In 300 yards, take the next exit down Memory Lane…
Lionel Messi’s fractured arm means today’s meeting between Barcelona and Real Madrid will be the first in 11 years not to feature either the Argentine No10 or Cristiano Ronaldo.
Rather fittingly, the Clasico of December 2007 proved to be a defining moment in the two great clubs’ unparalleled rivalry.
With Messi injured, Barcelona head coach Frank Rijkaard called upon proven performers Ronaldinho and Deco to fill the void left by the magical 20-year-old.
Bernd Schuster opted to keep faith in Julio Baptista, rather than replacing the Brazilian with the returning Guti, a decision which was entirely justified…
Going in to the game, all the pressure was on Barca.
Real held a four-point lead over their rivals in the league having won 12 of their 16 games, compared to Barca’s nine.
Whispers of Rijkaard’s uncertain future circulated Catalonia.
It is often the case that a season is defined by El Clasico — the sheer gravity of the fixture shapes the entire campaign and can make or break an individual’s reputation.
This was no different.
We’ll spare you the drawn-out drama.
Real won 1-0 courtesy of a Julio Baptista goal — an excellent one at that.
Check out the devastatingly effective one-two…

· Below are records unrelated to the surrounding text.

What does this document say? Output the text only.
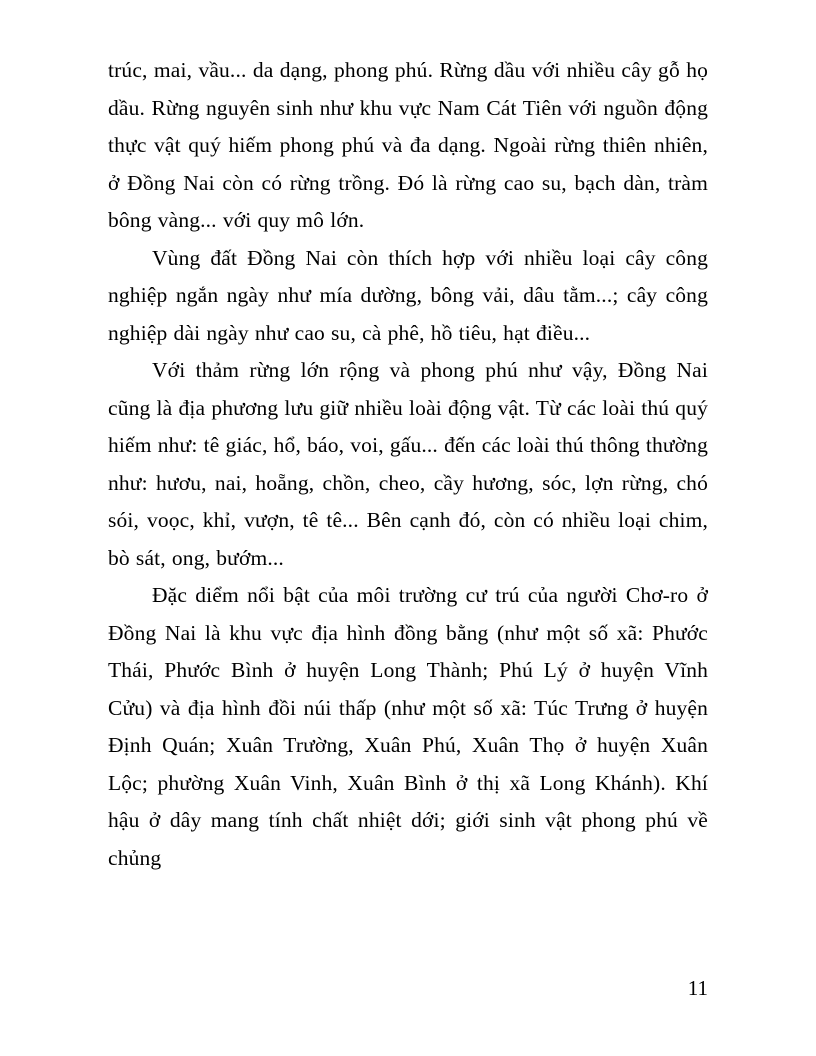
trúc, mai, vầu... da dạng, phong phú. Rừng dầu với nhiều cây gỗ họ dầu. Rừng nguyên sinh như khu vực Nam Cát Tiên với nguồn động thực vật quý hiếm phong phú và đa dạng. Ngoài rừng thiên nhiên, ở Đồng Nai còn có rừng trồng. Đó là rừng cao su, bạch dàn, tràm bông vàng... với quy mô lớn.

Vùng đất Đồng Nai còn thích hợp với nhiều loại cây công nghiệp ngắn ngày như mía dường, bông vải, dâu tằm...; cây công nghiệp dài ngày như cao su, cà phê, hồ tiêu, hạt điều...

Với thảm rừng lớn rộng và phong phú như vậy, Đồng Nai cũng là địa phương lưu giữ nhiều loài động vật. Từ các loài thú quý hiếm như: tê giác, hổ, báo, voi, gấu... đến các loài thú thông thường như: hươu, nai, hoẵng, chồn, cheo, cầy hương, sóc, lợn rừng, chó sói, voọc, khỉ, vượn, tê tê... Bên cạnh đó, còn có nhiều loại chim, bò sát, ong, bướm...

Đặc diểm nổi bật của môi trường cư trú của người Chơ-ro ở Đồng Nai là khu vực địa hình đồng bằng (như một số xã: Phước Thái, Phước Bình ở huyện Long Thành; Phú Lý ở huyện Vĩnh Cửu) và địa hình đồi núi thấp (như một số xã: Túc Trưng ở huyện Định Quán; Xuân Trường, Xuân Phú, Xuân Thọ ở huyện Xuân Lộc; phường Xuân Vinh, Xuân Bình ở thị xã Long Khánh). Khí hậu ở dây mang tính chất nhiệt dới; giới sinh vật phong phú về chủng

11
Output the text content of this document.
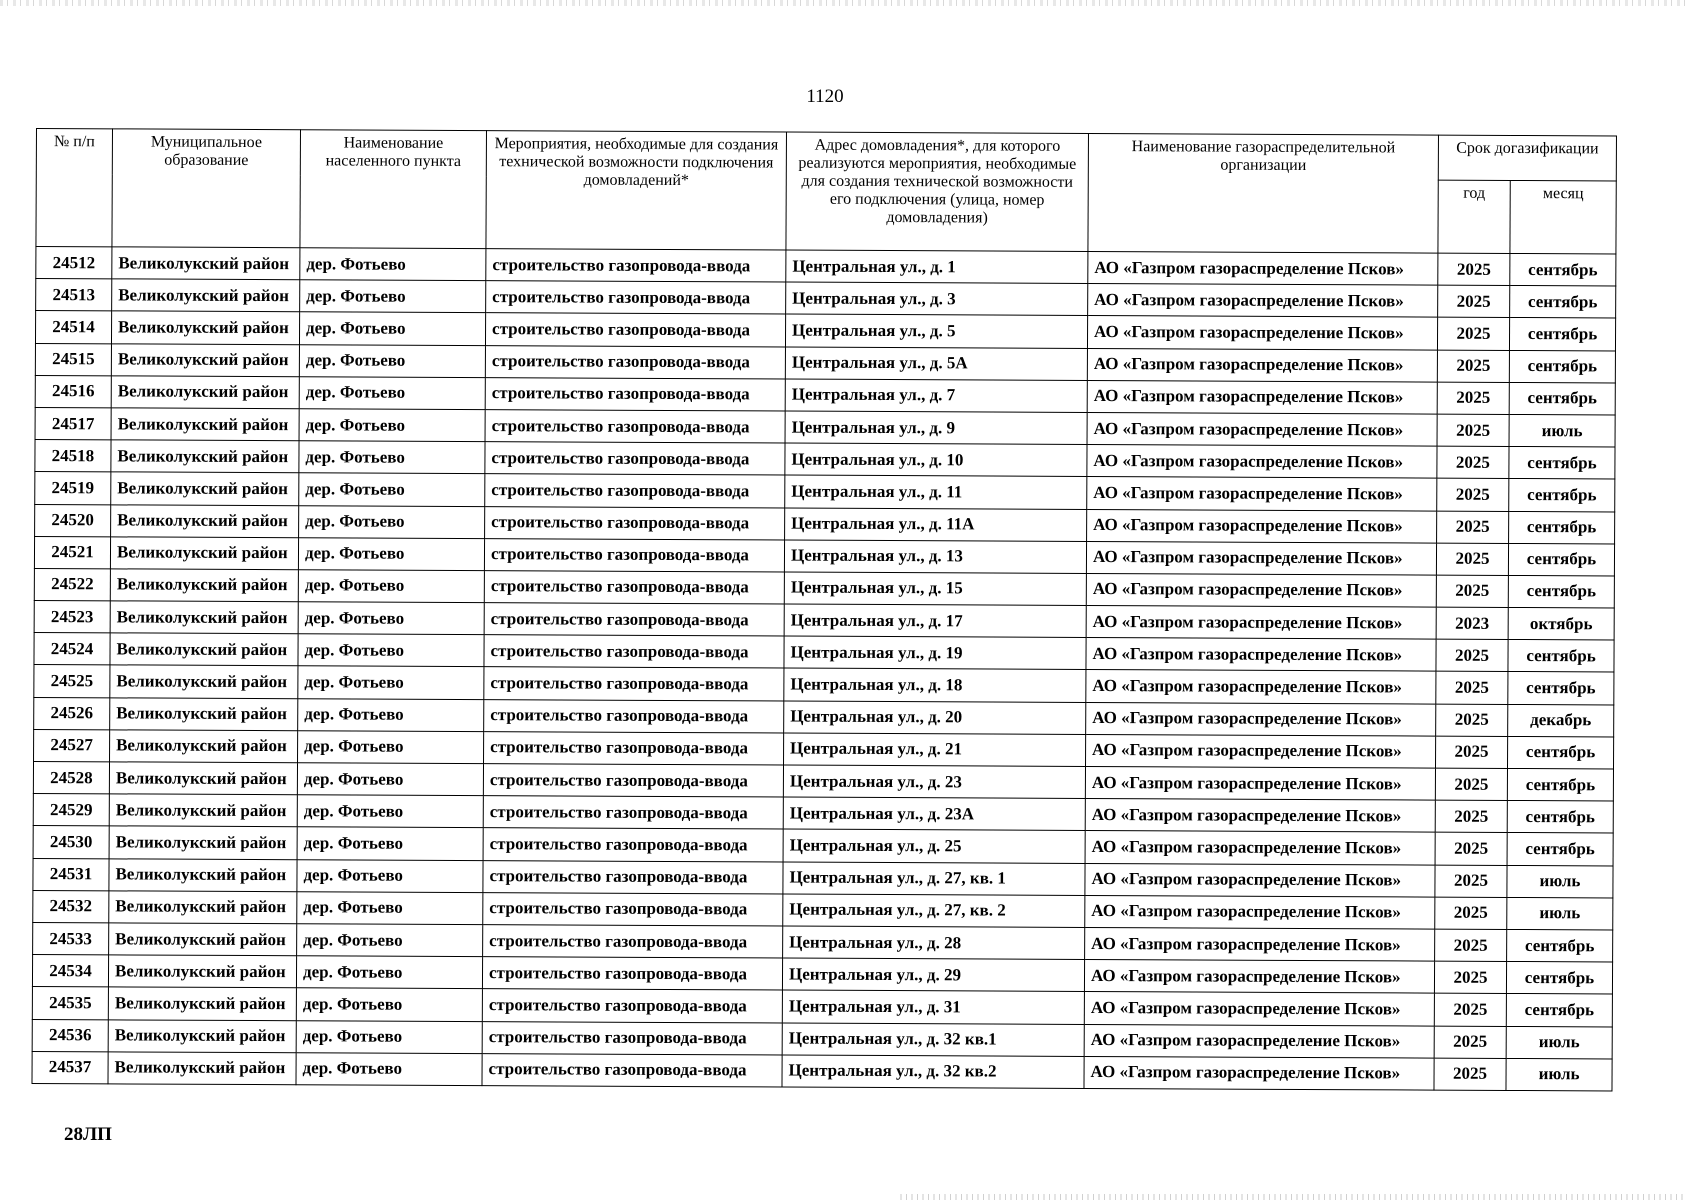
1120
№ п/п	Муниципальное образование	Наименование населенного пункта	Мероприятия, необходимые для создания технической возможности подключения домовладений*	Адрес домовладения*, для которого реализуются мероприятия, необходимые для создания технической возможности его подключения (улица, номер домовладения)	Наименование газораспределительной организации	Срок догазификации	
						год	месяц
24512	Великолукский район	дер. Фотьево	строительство газопровода-ввода	Центральная ул., д. 1	АО «Газпром газораспределение Псков»	2025	сентябрь
24513	Великолукский район	дер. Фотьево	строительство газопровода-ввода	Центральная ул., д. 3	АО «Газпром газораспределение Псков»	2025	сентябрь
24514	Великолукский район	дер. Фотьево	строительство газопровода-ввода	Центральная ул., д. 5	АО «Газпром газораспределение Псков»	2025	сентябрь
24515	Великолукский район	дер. Фотьево	строительство газопровода-ввода	Центральная ул., д. 5А	АО «Газпром газораспределение Псков»	2025	сентябрь
24516	Великолукский район	дер. Фотьево	строительство газопровода-ввода	Центральная ул., д. 7	АО «Газпром газораспределение Псков»	2025	сентябрь
24517	Великолукский район	дер. Фотьево	строительство газопровода-ввода	Центральная ул., д. 9	АО «Газпром газораспределение Псков»	2025	июль
24518	Великолукский район	дер. Фотьево	строительство газопровода-ввода	Центральная ул., д. 10	АО «Газпром газораспределение Псков»	2025	сентябрь
24519	Великолукский район	дер. Фотьево	строительство газопровода-ввода	Центральная ул., д. 11	АО «Газпром газораспределение Псков»	2025	сентябрь
24520	Великолукский район	дер. Фотьево	строительство газопровода-ввода	Центральная ул., д. 11А	АО «Газпром газораспределение Псков»	2025	сентябрь
24521	Великолукский район	дер. Фотьево	строительство газопровода-ввода	Центральная ул., д. 13	АО «Газпром газораспределение Псков»	2025	сентябрь
24522	Великолукский район	дер. Фотьево	строительство газопровода-ввода	Центральная ул., д. 15	АО «Газпром газораспределение Псков»	2025	сентябрь
24523	Великолукский район	дер. Фотьево	строительство газопровода-ввода	Центральная ул., д. 17	АО «Газпром газораспределение Псков»	2023	октябрь
24524	Великолукский район	дер. Фотьево	строительство газопровода-ввода	Центральная ул., д. 19	АО «Газпром газораспределение Псков»	2025	сентябрь
24525	Великолукский район	дер. Фотьево	строительство газопровода-ввода	Центральная ул., д. 18	АО «Газпром газораспределение Псков»	2025	сентябрь
24526	Великолукский район	дер. Фотьево	строительство газопровода-ввода	Центральная ул., д. 20	АО «Газпром газораспределение Псков»	2025	декабрь
24527	Великолукский район	дер. Фотьево	строительство газопровода-ввода	Центральная ул., д. 21	АО «Газпром газораспределение Псков»	2025	сентябрь
24528	Великолукский район	дер. Фотьево	строительство газопровода-ввода	Центральная ул., д. 23	АО «Газпром газораспределение Псков»	2025	сентябрь
24529	Великолукский район	дер. Фотьево	строительство газопровода-ввода	Центральная ул., д. 23А	АО «Газпром газораспределение Псков»	2025	сентябрь
24530	Великолукский район	дер. Фотьево	строительство газопровода-ввода	Центральная ул., д. 25	АО «Газпром газораспределение Псков»	2025	сентябрь
24531	Великолукский район	дер. Фотьево	строительство газопровода-ввода	Центральная ул., д. 27, кв. 1	АО «Газпром газораспределение Псков»	2025	июль
24532	Великолукский район	дер. Фотьево	строительство газопровода-ввода	Центральная ул., д. 27, кв. 2	АО «Газпром газораспределение Псков»	2025	июль
24533	Великолукский район	дер. Фотьево	строительство газопровода-ввода	Центральная ул., д. 28	АО «Газпром газораспределение Псков»	2025	сентябрь
24534	Великолукский район	дер. Фотьево	строительство газопровода-ввода	Центральная ул., д. 29	АО «Газпром газораспределение Псков»	2025	сентябрь
24535	Великолукский район	дер. Фотьево	строительство газопровода-ввода	Центральная ул., д. 31	АО «Газпром газораспределение Псков»	2025	сентябрь
24536	Великолукский район	дер. Фотьево	строительство газопровода-ввода	Центральная ул., д. 32 кв.1	АО «Газпром газораспределение Псков»	2025	июль
24537	Великолукский район	дер. Фотьево	строительство газопровода-ввода	Центральная ул., д. 32 кв.2	АО «Газпром газораспределение Псков»	2025	июль
28ЛП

Arsenal fans would have appreciated such finishing during Baptista’s loan spell in north London the previous season.
As Barca chased the game, Real continued to threaten on the break.
A knackered Deco was removed on the hour — Rijkaard’s decision to start the Portuguese playmaker would be heavily criticised during the postmortem.
With ten minutes left, Thierry Henry was sent out to warm up.
But when the board went up, it did no display the prolific Frenchman’s number.
Instead, 17-year-old Bojan was thrown on, leaving Henry with nothing to do but to resume his position on the bench.
In fairness, the young Spaniard caused the visiting defence a few issues in the game’s dying moments, but Los Blancos hung on to take the three points and move seven clear of their long-time rivals.
The scoreline was tight but the nature of Barcelona’s performance caused concern.
“We should have finished them off sooner,” said Schuster, rubbing salt in the wounds after the game.
“I would not call it easy but it was certainly easier than I expected.
“The fact that Barcelona didn’t score at home says it all.”
Real Madrid went on to win the league comfortably.
Barca finished ten points behind second-placed Villarreal having dropped points in 19 games over the course of the season.
Rijkaard was sacked in May and Pep Guardiola was named as his replacement.
Barca won the treble the very next season with many immediately heralding them as one of the greatest teams ever.
While there were several contributing factors to the defining transition in Barcelona’s history, it can certainly be traced back to defeat in El Clasico sans Messi in 2007.
There’s a reason they call it the biggest game in the world — it produces shock waves like no other.